We must address the rise in the number of children being hospitalised for self-harm

There are more young people than ever harming themselves in the UK right now.

It can be hard for us to imagine, especially as parents and teachers who see different sides of their personalities coming through, and in many cases perhaps still see them as children.

But it’s easy for me to picture, because back in my own teenage years, I was one of them.

It was the 1990s, and I felt pressure — from school, for good grades.

From my peers for not fitting in or being enough — pretty enough, smart enough, popular enough.

And from my parents, for the mistaken belief I had that I was always going to disappoint them.

How I went from a happy, healthy, well-loved little blonde kid with a smattering of freckles and a belly full of laughs to a damaged, scared and tired teen dying her hair crazy colours and filled with anxiety and self-loathing is up for debate.

No one reason can be given for why people chose to self harm, but in the broadest of terms, it’s a physical realisation of the feelings of depression.

And while not everyone chooses to cut the pain away, those who do can get caught in a spiral.

They call it a ‘cry for help’, but when I was cutting, I wasn’t crying out for anyone to hear me.

I wore long sleeves and didn’t go swimming — hated summer in case my wardrobe choices, certain never to include the vest tops other 14-year-olds were wearing, became the focus of any interest, at home or with friends.

I dealt with the issues, and came out stronger than I was, although the criss-cross of scars on my teenage body has remained into my adult life, a reminder that sometimes you can’t bear what is happening to you.

The new figures out this week from the NSPCC show that there has been a sharp increase in self harming among the age group 13 to 17.

This is a cause for alarm, not least because those ‘cries for help’ can spiral into something much more serious and, in some cases, fatal.

It’s been reported that nearly 19,000 children received hospital treatment for self-harm in 2015 — a 14% increase since 2012.

Of course there will be those who say it could be anecdotal — but the spike suggests there is a direct correlation between their online lives and these figures.

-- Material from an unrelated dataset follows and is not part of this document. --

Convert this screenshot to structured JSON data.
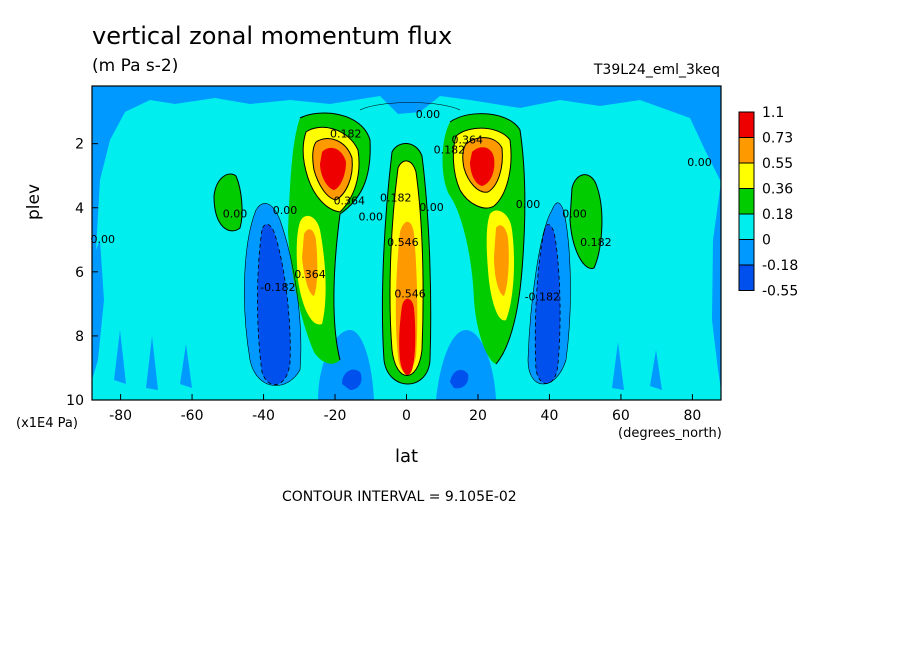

Bullying on our all-pervasive around-the-clock social media hasn’t helped make us more mentally secure.

Young people are finding themselves inspired into cutting, burning and harming themselves because of the mental issues they’re suffering.

I didn’t have social media to refer to as a possible cause.

I just had a very unhappy inner self, a depression which was unnoticed and untreated because I didn’t understand what was happening.

But now the NSPCC is telling us that the children who are doing this are struggling to cope with the pressures of modern life.

One of those pressures — a massive one — is the constant monitoring of our young selves online.

Childline’s president, Dame Esther Rantzen, said that self harm has “become one of the most common problems young people bring to us”.

In a way, I’m glad that Childline is hearing from these young people, because addressing it and discussing the shame that teens feel at this darkest of secrets is a way to expose it to the light and help solve the issue.

But as Dr Jon Goldin, a consultant child and adolescent psychiatrist and spokesman for the Royal College of Paediatrics and Child Health told the Guardian, the pressure of social media on children and adolescents is to look good and as if they are having a good time — one which can become a constant torment if you’re struggling with feeling unhappy inside.

He also cites the lack of optimism for young people about their futures and the world around them.

Heartbreaking as it is to hear, these worries still press on us all every day.

But as someone who self harmed and got through it, I believe now that more needs to be done to serve these children.

Schools and parents must work together to prevent mental health problems and to show these tortured young people that there is light at the end of the tunnel.